Pädagogische Anforderungen

  • Pädagogische Grundkenntnisse und Erfahrungen in der Arbeit mit Jugendlichen
  • Eigenständige Arbeitsweise, Planung, Recherche und Weiterentwicklung des Projektes in Absprache mit der für das Mikroprojekt zuständigen Mitarbeiterin der Kommune
  • Absprache insbesondere der Events mit der für das Mikroprojekt zuständigen Mitarbeiterin der Kommune
  • Zusammenarbeit mit Kooperationspartnern
  • Fähigkeit zur pädagogischen Anleitung fachlicher Kompetenzen und Vermittlung sozialer Kompetenzen
  • Fähigkeit und Motivation zu ganzheitlicher individueller Förderung von Jugendlichen mit erhöhtem Förderbedarf
  • Beziehungsaufbau zu den Teilnehmerinnen und Teilnehmern
  • Einhaltung aller projektbezogenen Durchführungsbestimmungen
  • Vorlage eines aktuellen Erweiterten Führungszeugnisses bei Beauftragung

Offenbach am Main ist eine multikulturelle Stadt, von daher begrüßen wir Bewerbungen von Personen mit interkultureller Kompetenz.

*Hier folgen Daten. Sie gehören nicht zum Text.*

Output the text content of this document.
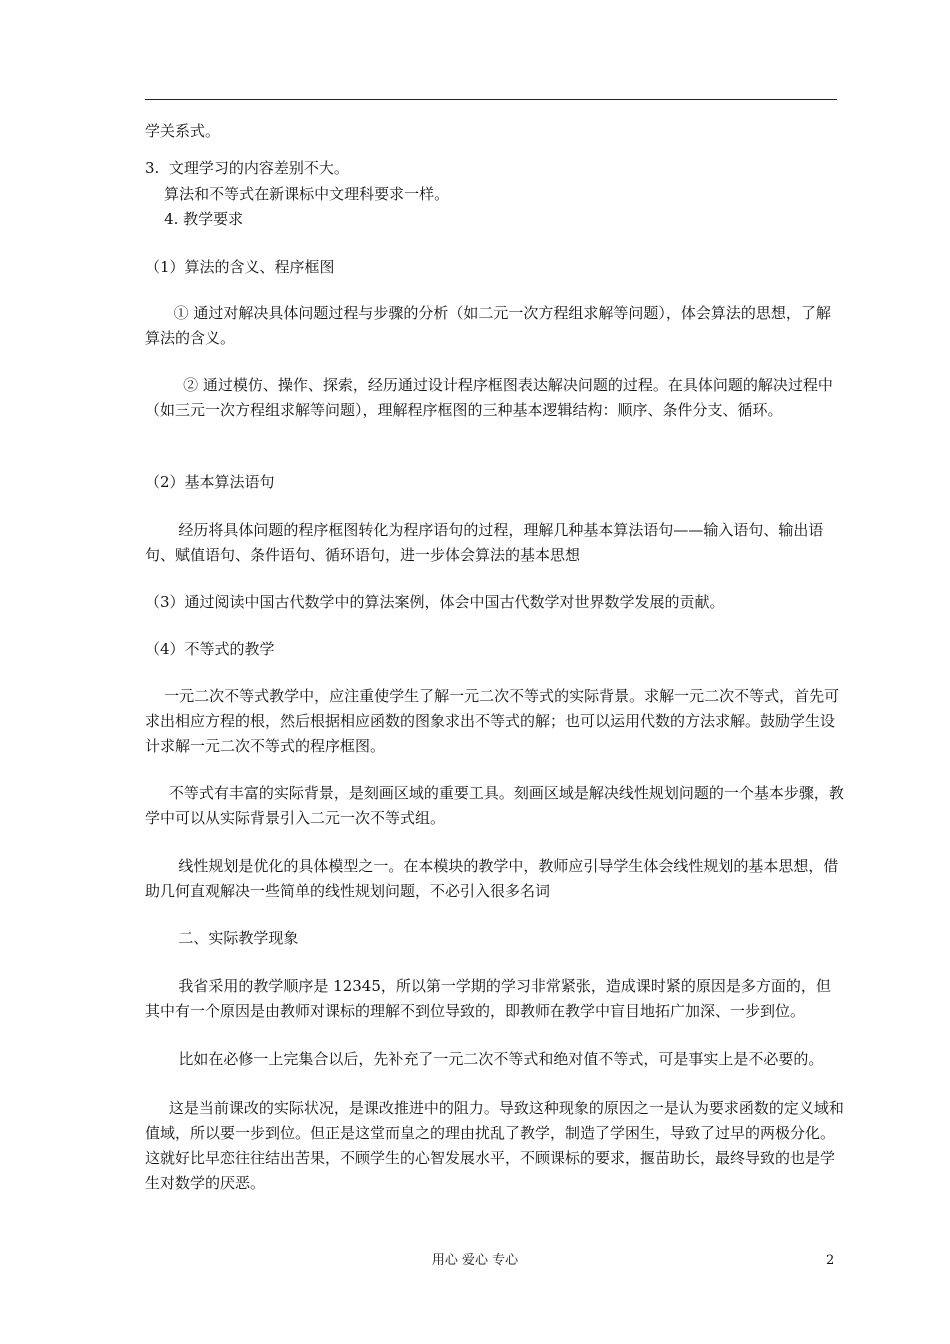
学关系式。

3.  文理学习的内容差别不大。

算法和不等式在新课标中文理科要求一样。

4. 教学要求

（1）算法的含义、程序框图

① 通过对解决具体问题过程与步骤的分析（如二元一次方程组求解等问题），体会算法的思想，了解算法的含义。

② 通过模仿、操作、探索，经历通过设计程序框图表达解决问题的过程。在具体问题的解决过程中（如三元一次方程组求解等问题），理解程序框图的三种基本逻辑结构：顺序、条件分支、循环。

（2）基本算法语句

经历将具体问题的程序框图转化为程序语句的过程，理解几种基本算法语句——输入语句、输出语句、赋值语句、条件语句、循环语句，进一步体会算法的基本思想

（3）通过阅读中国古代数学中的算法案例，体会中国古代数学对世界数学发展的贡献。

（4）不等式的教学

一元二次不等式教学中，应注重使学生了解一元二次不等式的实际背景。求解一元二次不等式，首先可求出相应方程的根，然后根据相应函数的图象求出不等式的解；也可以运用代数的方法求解。鼓励学生设计求解一元二次不等式的程序框图。

不等式有丰富的实际背景，是刻画区域的重要工具。刻画区域是解决线性规划问题的一个基本步骤，教学中可以从实际背景引入二元一次不等式组。

线性规划是优化的具体模型之一。在本模块的教学中，教师应引导学生体会线性规划的基本思想，借助几何直观解决一些简单的线性规划问题，不必引入很多名词

二、实际教学现象

我省采用的教学顺序是 12345，所以第一学期的学习非常紧张，造成课时紧的原因是多方面的，但其中有一个原因是由教师对课标的理解不到位导致的，即教师在教学中盲目地拓广加深、一步到位。

比如在必修一上完集合以后，先补充了一元二次不等式和绝对值不等式，可是事实上是不必要的。

这是当前课改的实际状况，是课改推进中的阻力。导致这种现象的原因之一是认为要求函数的定义域和值域，所以要一步到位。但正是这堂而皇之的理由扰乱了教学，制造了学困生，导致了过早的两极分化。这就好比早恋往往结出苦果，不顾学生的心智发展水平，不顾课标的要求，揠苗助长，最终导致的也是学生对数学的厌恶。

用心 爱心 专心	2
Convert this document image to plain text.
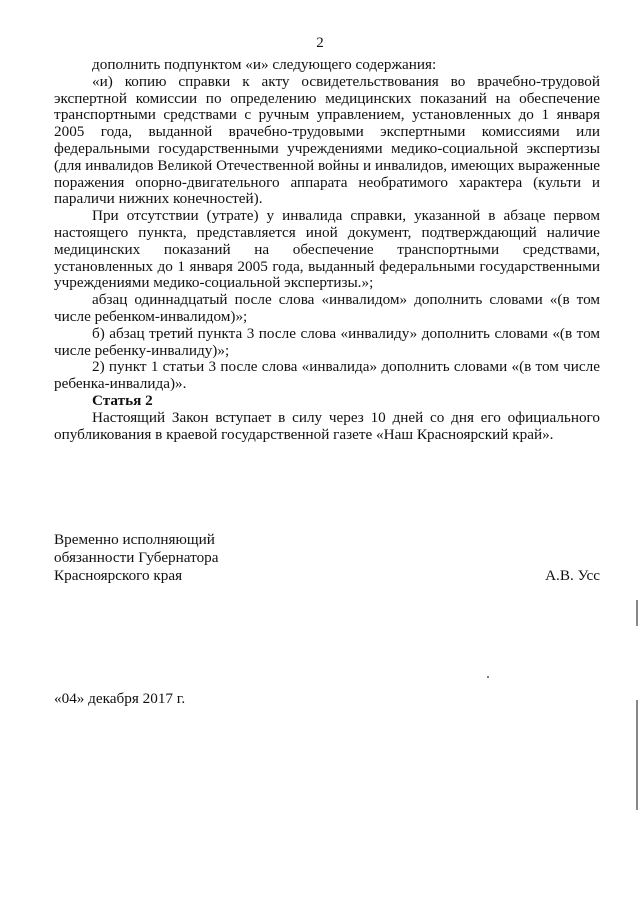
2

дополнить подпунктом «и» следующего содержания:

«и) копию справки к акту освидетельствования во врачебно-трудовой экспертной комиссии по определению медицинских показаний на обеспечение транспортными средствами с ручным управлением, установленных до 1 января 2005 года, выданной врачебно-трудовыми экспертными комиссиями или федеральными государственными учреждениями медико-социальной экспертизы (для инвалидов Великой Отечественной войны и инвалидов, имеющих выраженные поражения опорно-двигательного аппарата необратимого характера (культи и параличи нижних конечностей).

При отсутствии (утрате) у инвалида справки, указанной в абзаце первом настоящего пункта, представляется иной документ, подтверждающий наличие медицинских показаний на обеспечение транспортными средствами, установленных до 1 января 2005 года, выданный федеральными государственными учреждениями медико-социальной экспертизы.»;

абзац одиннадцатый после слова «инвалидом» дополнить словами «(в том числе ребенком-инвалидом)»;

б) абзац третий пункта 3 после слова «инвалиду» дополнить словами «(в том числе ребенку-инвалиду)»;

2) пункт 1 статьи 3 после слова «инвалида» дополнить словами «(в том числе ребенка-инвалида)».

Статья 2

Настоящий Закон вступает в силу через 10 дней со дня его официального опубликования в краевой государственной газете «Наш Красноярский край».

Временно исполняющий
обязанности Губернатора
Красноярского края	А.В. Усс
«04» декабря 2017 г.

Wenn Sie gerne mit Jugendlichen arbeiten und wir Ihr Interesse geweckt haben, dann senden Sie ihre schriftliche Bewerbung per Post und/oder Email bitte bis zum 24.06.2016 an:

 

Festplatte – Verein für schulergänzende Bildung e.V.

Barbara Böcker, Rat- Beil-Str.57, 60318 Frankfurt a.M.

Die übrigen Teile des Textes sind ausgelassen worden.